The United States Supreme Court has granted review in a case that will determine if the California Agricultural Labor Relations Act (ALRA) regulation granting union organizers the right to enter private property to recruit employees constitutes an unconstitutional “taking” of private property under the Fifth Amendment. Under the “Access Rule,” farms must allow labor organizers onto their property three times a day for 120 days each year.

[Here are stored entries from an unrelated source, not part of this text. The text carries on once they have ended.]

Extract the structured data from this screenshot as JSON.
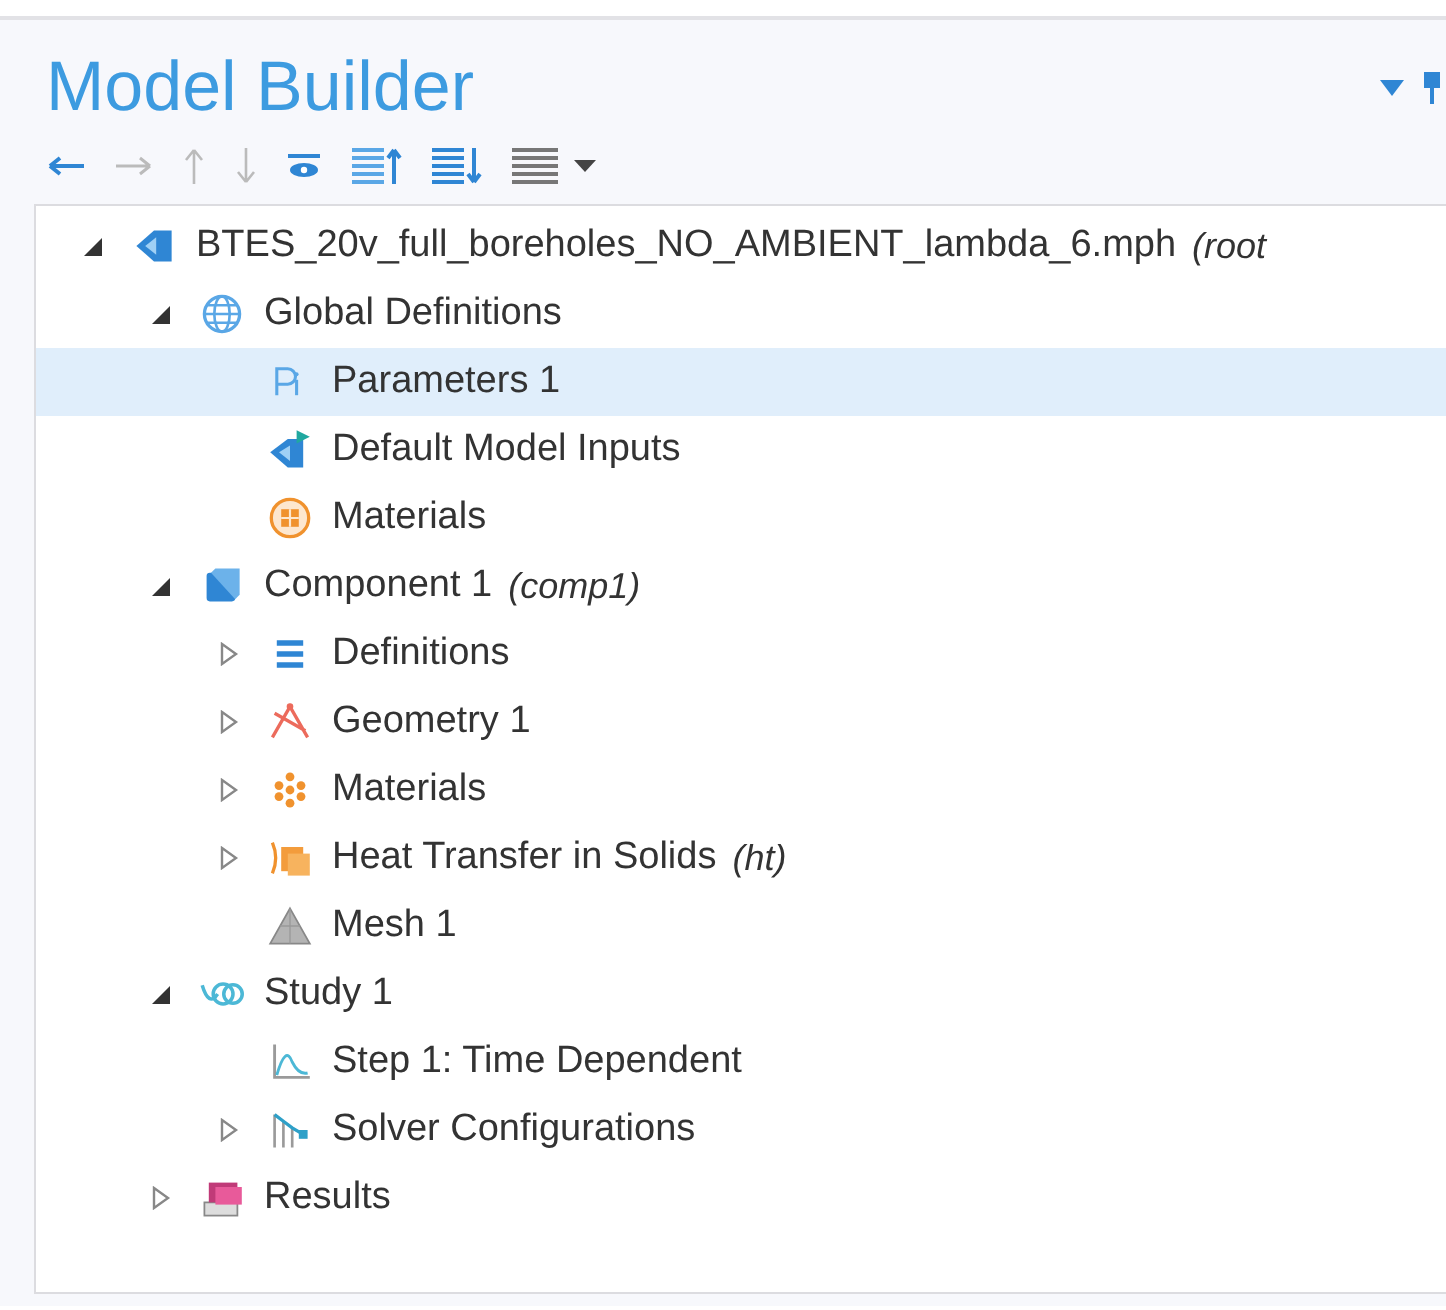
{
  "panel": {
    "title": "Model Builder"
  },
  "tree": [
    {
      "label": "BTES_20v_full_boreholes_NO_AMBIENT_lambda_6.mph",
      "suffix": "(root",
      "kind": "model",
      "expanded": true,
      "selected": false,
      "children": [
        {
          "label": "Global Definitions",
          "kind": "globe",
          "expanded": true,
          "selected": false,
          "children": [
            {
              "label": "Parameters 1",
              "kind": "parameters",
              "selected": true
            },
            {
              "label": "Default Model Inputs",
              "kind": "inputs",
              "selected": false
            },
            {
              "label": "Materials",
              "kind": "materials-circle",
              "selected": false
            }
          ]
        },
        {
          "label": "Component 1",
          "suffix": "(comp1)",
          "kind": "component",
          "expanded": true,
          "selected": false,
          "children": [
            {
              "label": "Definitions",
              "kind": "definitions",
              "expanded": false,
              "selected": false
            },
            {
              "label": "Geometry 1",
              "kind": "geometry",
              "expanded": false,
              "selected": false
            },
            {
              "label": "Materials",
              "kind": "materials",
              "expanded": false,
              "selected": false
            },
            {
              "label": "Heat Transfer in Solids",
              "suffix": "(ht)",
              "kind": "physics",
              "expanded": false,
              "selected": false
            },
            {
              "label": "Mesh 1",
              "kind": "mesh",
              "selected": false
            }
          ]
        },
        {
          "label": "Study 1",
          "kind": "study",
          "expanded": true,
          "selected": false,
          "children": [
            {
              "label": "Step 1: Time Dependent",
              "kind": "step",
              "selected": false
            },
            {
              "label": "Solver Configurations",
              "kind": "solver",
              "expanded": false,
              "selected": false
            }
          ]
        },
        {
          "label": "Results",
          "kind": "results",
          "expanded": false,
          "selected": false
        }
      ]
    }
  ]
}
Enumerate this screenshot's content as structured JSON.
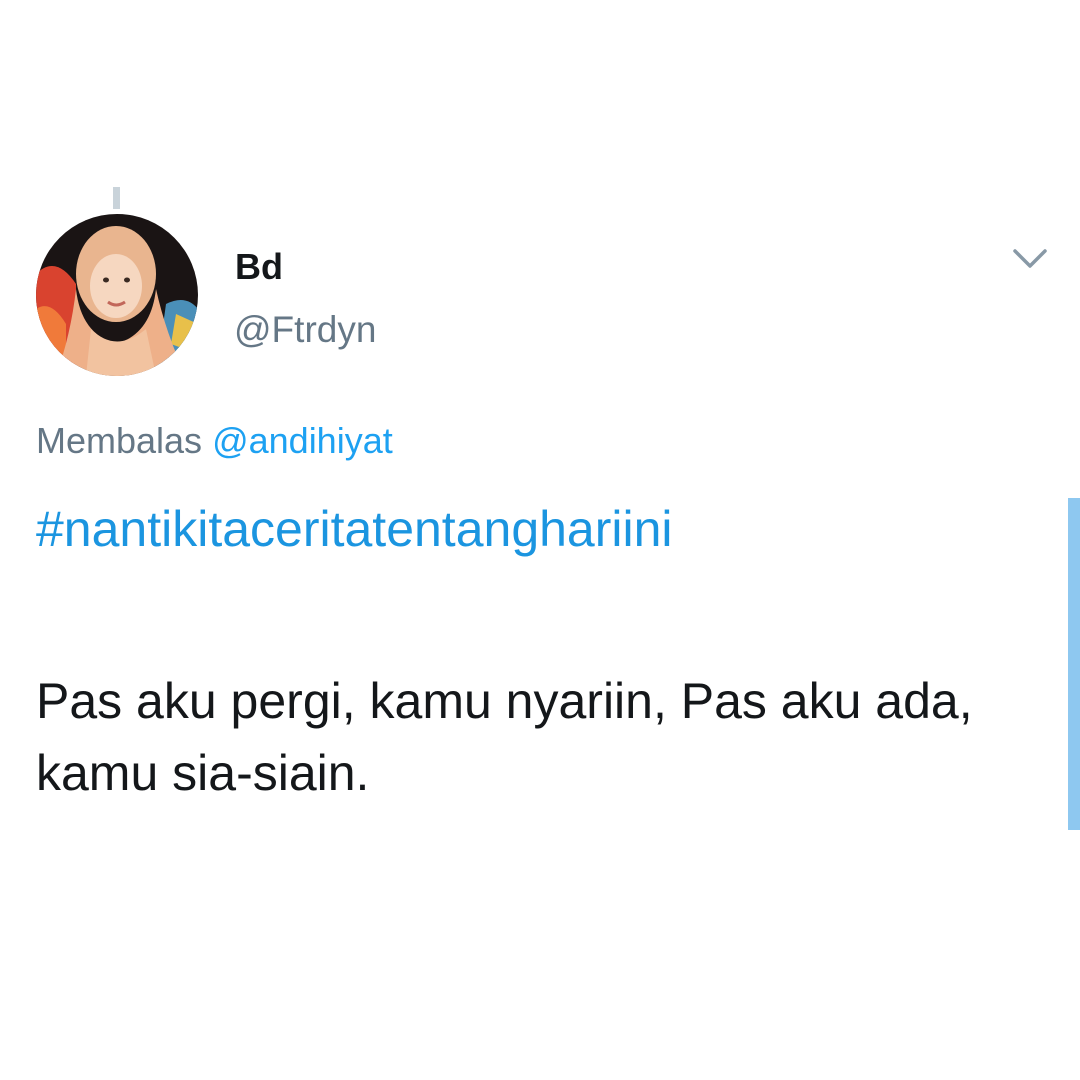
{
  "tweet": {
    "display_name": "Bd",
    "handle": "@Ftrdyn",
    "reply_prefix": "Membalas",
    "reply_to": "@andihiyat",
    "hashtag": "#nantikitaceritatentanghariini",
    "text": "Pas aku pergi, kamu nyariin, Pas aku ada, kamu sia-siain."
  },
  "icons": {
    "menu": "chevron-down-icon"
  },
  "colors": {
    "link": "#1b95e0",
    "secondary_text": "#657786",
    "primary_text": "#14171a",
    "scroll_indicator": "#8ec8f0"
  }
}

The case, Cedar Point Nursery v. Hassid, was initiated by strawberry nursery Cedar Point Nursery and stone fruit producer Fowler Packing after union organizers relied on the access regulation to enter their property. A federal district court rejected the plaintiffs’ argument that the regulation violates the Fifth Amendment and the nursery appealed. A divided 3-justice panel of the Ninth Circuit Court of Appeals upheld the ruling, but a group of eight judges dissented from the majority’s opinion in a subsequent denied petition for rehearing by the full panel of the Ninth Circuit. The dissenting judges agreed with the plaintiffs that the rule constituted a taking because it granted the union an easement to access and use the employer’s land in furtherance of a governmental purpose. The dissenting judges would have ruled the ALRB’s access rule unlawful as an unconstitutional taking of the employer’s property without just compensation in violation of the 5th Amendment.
In its petition, the agricultural employers are asking the Supreme Court to review the 9th Circuit’s ruling, arguing that the federal courts of appeals are divided on the question whether an easement like the one created by the regulation constitutes a state-sponsored trespass for which its owner must be compensated.
Western Growers and allies are filing amicus briefs in support of the petitioners. We will provide additional updates regarding the case as they become available.